Physically based deformation is an actively sought out area of research. Real-time deformations of 3D volumes as well as polygonal objects have been used in the modeling of real-time surgery simulators in the past with approaches such as FEM-based models [1, 2], ray deflectors [3, 4], mass spring models [5, 6], and chain mail algorithm . In this paper, we limit our discussion to the mass spring models since they are among physically based methods of deformation. This restriction is for convenience only and it is easy to apply the proposed ideas to any of the existing deformation methods cited earlier since all of the models follow the same physical laws. How they follow the laws is subjective. Our main contribution is the development of a new pipeline on the GPU using the transform feedback mechanism for physically based deformation that is independent of the integration solver and the deformation method used.
Prior approaches are based on the GPGPU approach that requires rendering of positions and velocities into separate offscreen buffers using multiple passes. Moreover, these approaches are using the fragment pipeline only which results in an imbalanced utilization of the programmable graphics pipeline. In contrast, our approach performs the deformation calculation in the vertex shader in a single pass. In addition, the fragment shader may be utilized for other rendering tasks, for example, volume rendering of the deformed elements. Since the transform feedback mechanism allows points to be deformed directly on the GPU without a CPU transfer, this saves the GPU bandwidth significantly, preventing the stalls which might have taken place due to the CPU-GPU transfer. Utilizing the proposed pipeline, we can obtain a much more concise implementation as we will see using the cloth simulation as an example.
2. Previous Work
Deformable models allow us to portray the accurate real world behavior of a 3D object be it a polygonal geometry or a 3D volume. Without these models, the 3D world would seem characterless. In the case of the surgical simulators, this realism is particularly important since this dynamic behavior adds to the visual cues which play a significant role during the surgical training. There has been a considerable amount of research on physical deformable models in computer graphics. Rather than listing out all of the approaches one by one, we refer the readers to the following survey .
Numerous deformation models have been proposed. One such model, the ray deflectors method [3, 4], involves bending of viewing rays using translate, rotate, scale, and discontinuous operators for deformation. It should be noted that the operators are limited to spheres only; thus, it is difficult to approximate more complex topologies without a very large number of spheres of varying radii. This in turn requires significant resources which makes this method non-real time.
With the introduction of the 3D texture mapping capability in hardware, new and innovative uses of texture memory were proposed. This includes applications ranging from volumetric renderers to volume deformers. Typically, this approach [9, 10] converts the volume into a collection of tetrahedra.
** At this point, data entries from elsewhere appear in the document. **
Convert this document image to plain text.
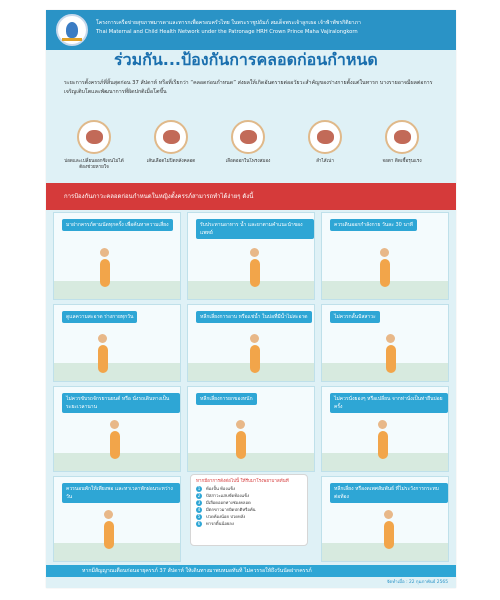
โครงการเครือข่ายสุขภาพมารดาและทารกเพื่อครอบครัวไทย ในพระราชูปถัมภ์ สมเด็จพระเจ้าลูกเธอ เจ้าฟ้าพัชรกิติยาภา
Thai Maternal and Child Health Network under the Patronage HRH Crown Prince Maha Vajiralongkorn
ร่วมกัน...ป้องกันการคลอดก่อนกำหนด
ระยะการตั้งครรภ์ที่สิ้นสุดก่อน 37 สัปดาห์ หรือที่เรียกว่า “คลอดก่อนกำหนด” ส่งผลให้เกิดอันตรายต่ออวัยวะสำคัญของร่างกายตั้งแต่ในทารก บางรายอาจมีผลต่อการเจริญเติบโตและพัฒนาการที่ผิดปกติเมื่อโตขึ้น
ปอดและเปลี่ยนออกซิเจนไม่ได้ ต้องช่วยหายใจ
เส้นเลือดไม่ปิดหลังคลอด	เลือดออกในโพรงสมอง	ลำไส้เน่า	จอตา ติดเชื้อรุนแรง
การป้องกันภาวะคลอดก่อนกำหนดในหญิงตั้งครรภ์สามารถทำได้ง่ายๆ ดังนี้
มาฝากครรภ์ตามนัดทุกครั้ง เพื่อค้นหาความเสี่ยง	รับประทานอาหาร น้ำ และยาตามคำแนะนำของแพทย์
ควรเดินออกกำลังกาย วันละ 30 นาที
ดูแลความสะอาด ร่างกายทุกวัน	หลีกเลี่ยงการอาบ หรือแช่น้ำ ในบ่อที่มีน้ำไม่สะอาด	ไม่ควรกลั้นปัสสาวะ
ไม่ควรขับรถจักรยานยนต์ หรือ นั่งรถเดินทางเป็นระยะเวลานาน
หลีกเลี่ยงการยกของหนัก	ไม่ควรนั่งยองๆ หรือเปลี่ยน จากท่านั่งเป็นท่ายืนบ่อยครั้ง
ควรนอนพักให้เพียงพอ และหาเวลาพักผ่อนระหว่างวัน
หลีกเลี่ยง หรืองดเพศสัมพันธ์ ที่ไม่ระวังการกระทบต่อท้อง
หากมีอาการดังต่อไปนี้ ให้รีบมาโรงพยาบาลทันที
1	ท้องปั้น ท้องแข็ง
2	ปัสสาวะแสบขัดท้องแข็ง
3	มีเลือดออกทางช่องคลอด
4	มีตกขาวมากผิดปกติหรือคัน
5	ปวดท้องน้อย ปวดหลัง
6	ทารกดิ้นน้อยลง
หากมีสัญญาณเตือนก่อนอายุครรภ์ 37 สัปดาห์ ให้เดินทางมาพบหมอทันที ไม่ควรรอให้ถึงวันนัดฝากครรภ์
จัดทำเมื่อ : 22 กุมภาพันธ์ 2565
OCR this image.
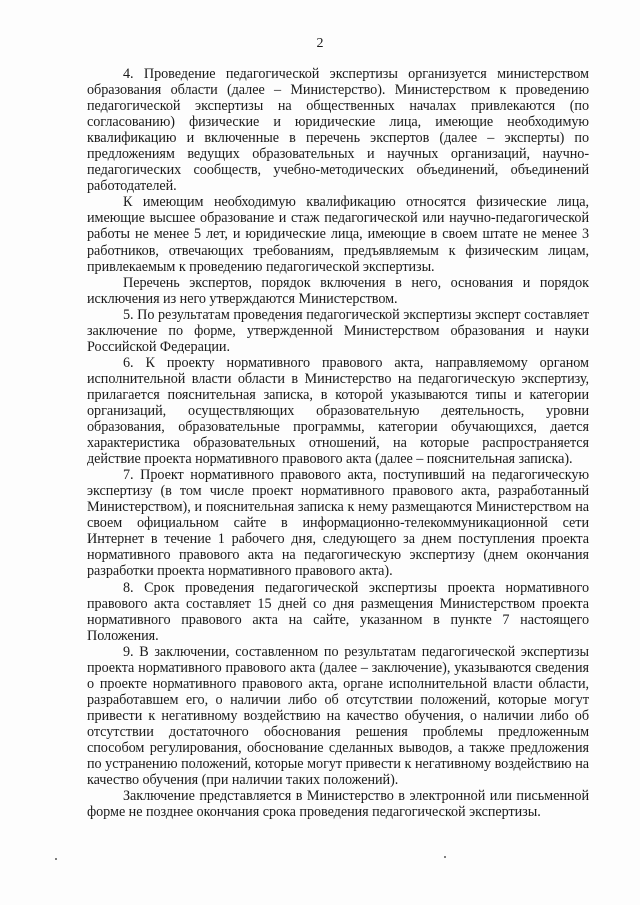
2

4. Проведение педагогической экспертизы организуется министерством образования области (далее – Министерство). Министерством к проведению педагогической экспертизы на общественных началах привлекаются (по согласованию) физические и юридические лица, имеющие необходимую квалификацию и включенные в перечень экспертов (далее – эксперты) по предложениям ведущих образовательных и научных организаций, научно-педагогических сообществ, учебно-методических объединений, объединений работодателей.

К имеющим необходимую квалификацию относятся физические лица, имеющие высшее образование и стаж педагогической или научно-педагогической работы не менее 5 лет, и юридические лица, имеющие в своем штате не менее 3 работников, отвечающих требованиям, предъявляемым к физическим лицам, привлекаемым к проведению педагогической экспертизы.

Перечень экспертов, порядок включения в него, основания и порядок исключения из него утверждаются Министерством.

5. По результатам проведения педагогической экспертизы эксперт составляет заключение по форме, утвержденной Министерством образования и науки Российской Федерации.

6. К проекту нормативного правового акта, направляемому органом исполнительной власти области в Министерство на педагогическую экспертизу, прилагается пояснительная записка, в которой указываются типы и категории организаций, осуществляющих образовательную деятельность, уровни образования, образовательные программы, категории обучающихся, дается характеристика образовательных отношений, на которые распространяется действие проекта нормативного правового акта (далее – пояснительная записка).

7. Проект нормативного правового акта, поступивший на педагогическую экспертизу (в том числе проект нормативного правового акта, разработанный Министерством), и пояснительная записка к нему размещаются Министерством на своем официальном сайте в информационно-телекоммуникационной сети Интернет в течение 1 рабочего дня, следующего за днем поступления проекта нормативного правового акта на педагогическую экспертизу (днем окончания разработки проекта нормативного правового акта).

8. Срок проведения педагогической экспертизы проекта нормативного правового акта составляет 15 дней со дня размещения Министерством проекта нормативного правового акта на сайте, указанном в пункте 7 настоящего Положения.

9. В заключении, составленном по результатам педагогической экспертизы проекта нормативного правового акта (далее – заключение), указываются сведения о проекте нормативного правового акта, органе исполнительной власти области, разработавшем его, о наличии либо об отсутствии положений, которые могут привести к негативному воздействию на качество обучения, о наличии либо об отсутствии достаточного обоснования решения проблемы предложенным способом регулирования, обоснование сделанных выводов, а также предложения по устранению положений, которые могут привести к негативному воздействию на качество обучения (при наличии таких положений).

Заключение представляется в Министерство в электронной или письменной форме не позднее окончания срока проведения педагогической экспертизы.
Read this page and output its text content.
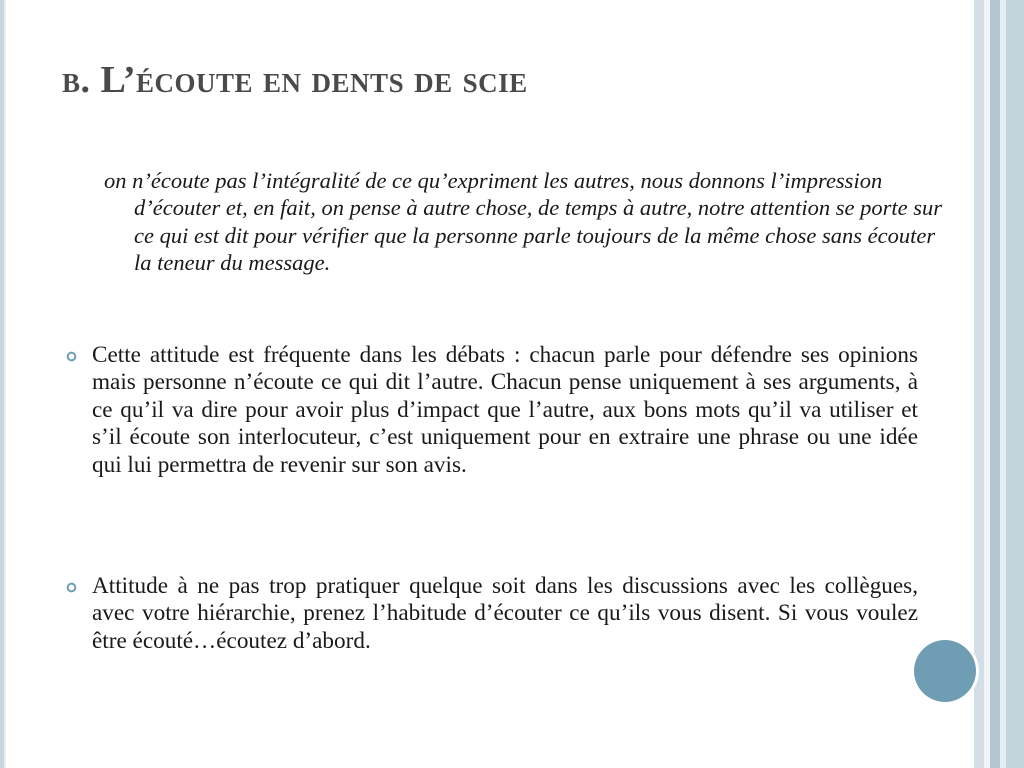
b. L’écoute en dents de scie

on n’écoute pas l’intégralité de ce qu’expriment les autres, nous donnons l’impression d’écouter et, en fait, on pense à autre chose, de temps à autre, notre attention se porte sur ce qui est dit pour vérifier que la personne parle toujours de la même chose sans écouter la teneur du message.

Cette attitude est fréquente dans les débats : chacun parle pour défendre ses opinions mais personne n’écoute ce qui dit l’autre. Chacun pense uniquement à ses arguments, à ce qu’il va dire pour avoir plus d’impact que l’autre, aux bons mots qu’il va utiliser et s’il écoute son interlocuteur, c’est uniquement pour en extraire une phrase ou une idée qui lui permettra de revenir sur son avis.
Attitude à ne pas trop pratiquer quelque soit dans les discussions avec les collègues, avec votre hiérarchie, prenez l’habitude d’écouter ce qu’ils vous disent. Si vous voulez être écouté…écoutez d’abord.
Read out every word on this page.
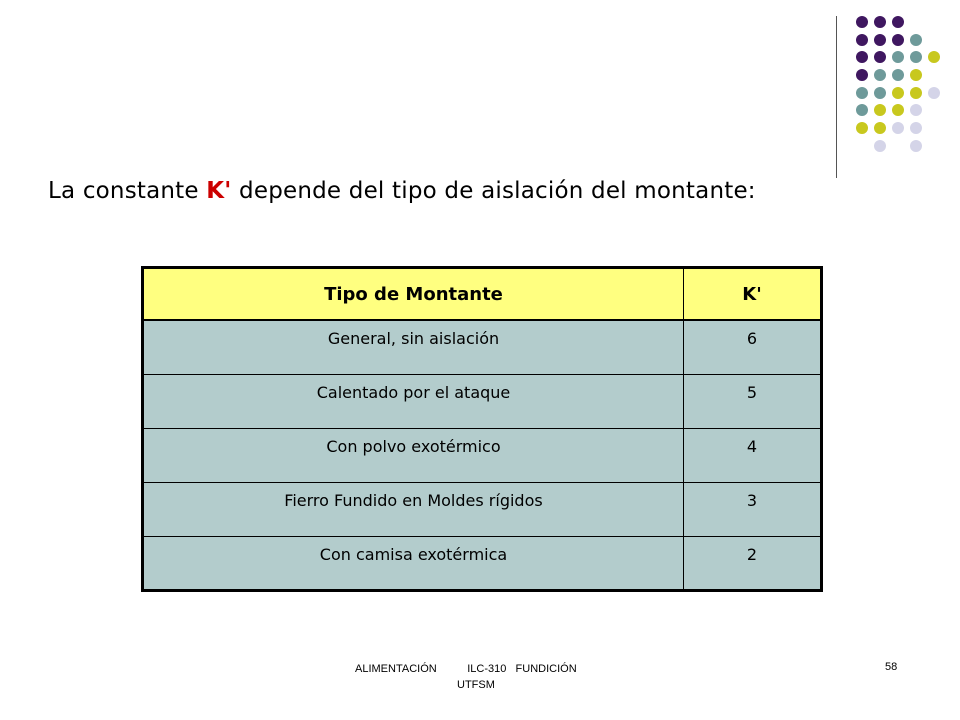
La constante K' depende del tipo de aislación del montante:
Tipo de Montante	K'
General, sin aislación	6
Calentado por el ataque	5
Con polvo exotérmico	4
Fierro Fundido en Moldes rígidos	3
Con camisa exotérmica	2
ALIMENTACIÓN          ILC-310   FUNDICIÓN
UTFSM
58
Following this conversion, the volume deformation is applied in either model space or volume space using an affine matrix. Along with the transformation matrix, several constraints are also imposed  to maintain continuity. Unfortunately, this model requires considerable additional processing time during conversion of the volume into its tetrahedral representation. Moreover, continuity constraints have to be met in order to avoid cracks between the tetrahedra during deformation. To circumvent this problem, the skeleton trees method  was proposed that uses the skeleton representation of the data to aid as bones for deformation. The same disadvantage as in the texture mapping approach is that the extraction of the skeleton representation requires considerable amount of preprocessing time which is dependent on the dataset resolution.
Similar to the requirement of the intermediate representation for the 3D texture mapping and the skeleton trees approach, the displacement-driven model  generates deformations by extracting a high-resolution triangular surface mesh. It constructs a deformed node index table (DNIT) to model the deformation propagation driven by the displacement at a surface contact point (SCP). Surface nodes that undergo deformation are added to the current DNIT according to the triangular mesh topology. It sounds promising for real-time deformation, but this approach is limited to modeling of isotropic elastic deformations only.
The deformations are not just restricted to the spatial domain. One frequency domain approach, the scheduled Fourier method , uses the Fourier transforms of the volume to morph from one volume to another. Similarly, the wavelet-based morphing method  uses the wavelet domain by first decomposing the volume into a set of frequency bands. These bands are then smoothly interpolated and finally the morphed output is generated from the smoothly interpolated bands. In both of the frequency domain approaches, high frequencies may be introduced during the interpolation step which results in a sequential crystallization of the data. This unfortunately restricts the application of the method.
The quest for real-time deformation led to the development of a new breed of fast algorithms that includes the 3D chain mail algorithm . It approximates the deformation by linking elements as chain rings. The deforming elements only propagate deformation to their immediate neighbors; hence this method of deformation is very fast. However, the deformation is restricted using several constraints and, notably, the underlying model for deformation is not physically based.
With the advent of the GPU, its immense computational power has been used to extend and enhance the deformation models such as those for tetrahedral  and multigrid FEM . Noticeably, mass-spring models have been studied heavily for deformable body simulations [5, 6] as well as for surgical simulations [15, 16]. Two of these approaches in [12, 17] try to conserve volume during deformation. The approach in  uses special support springs to represent the inner matter of a volumetric object that aids in volume conservation. Unfortunately, a significantly large number of support springs are needed to create realistic deformations. A different approach in  uses the Bulk Modulus to restore volume by applying volumetric stresses using circumcenter alignment method. Like the texture mapping algorithm, this method also requires extraction of tetrahedral elements for deformation propagation which adds significant preprocessing time.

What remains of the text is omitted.